Imagine! Suspecting God of being untrustworthy! Yet He patiently keeps showing me that He is trustworthy. I am a slow learner, but a major turning point occurred once I recognized my pattern of doubting God. Since that day in 1978, my faith has been more settled than before: I am more relaxed in God’s love, and with His help I am trusting Him more and more.
That’s what I meant at the beginning of today’s post: The beauty of memoir shines brightest when the author reflects on the meaning and relevance of his or her experiences.
Recognizing God’s involvement in your life transforms you and deepens your faith for the future. But God also uses your stories to bless, heal, and encourage your readers.
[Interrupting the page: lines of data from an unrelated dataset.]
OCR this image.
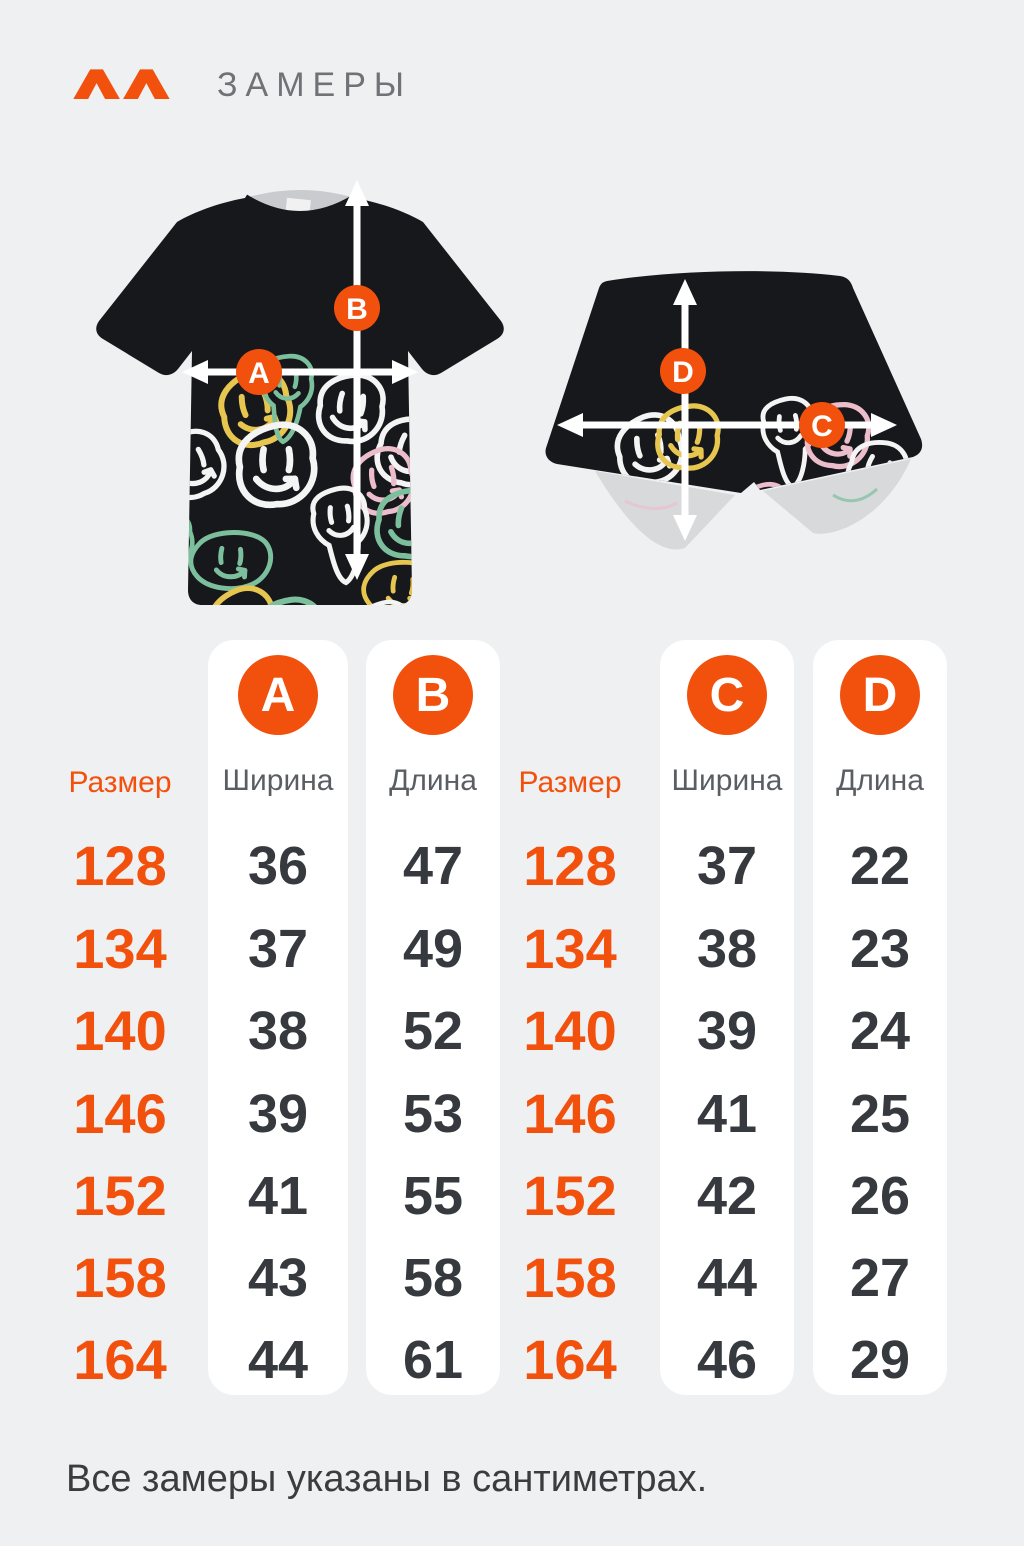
ЗАМЕРЫ
A
B
D
C
Размер
128
134
140
146
152
158
164
A
Ширина
36
37
38
39
41
43
44
B
Длина
47
49
52
53
55
58
61
Размер
128
134
140
146
152
158
164
C
Ширина
37
38
39
41
42
44
46
D
Длина
22
23
24
25
26
27
29
Все замеры указаны в сантиметрах.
Here’s the key: You must take time to reflect, to dig deeper:
What patterns did you discover—patterns you hadn’t noticed before?
What did you learn about God? Do you now have a better understanding of His involvement in your life? His purpose for your life? How did your experience strengthen your faith for future challenges?
As a result, what new person did you become?
Dig deeply to discover what God has done for you,
in you, through you—
every day, every step of the way,
through the best of times and the worst of times.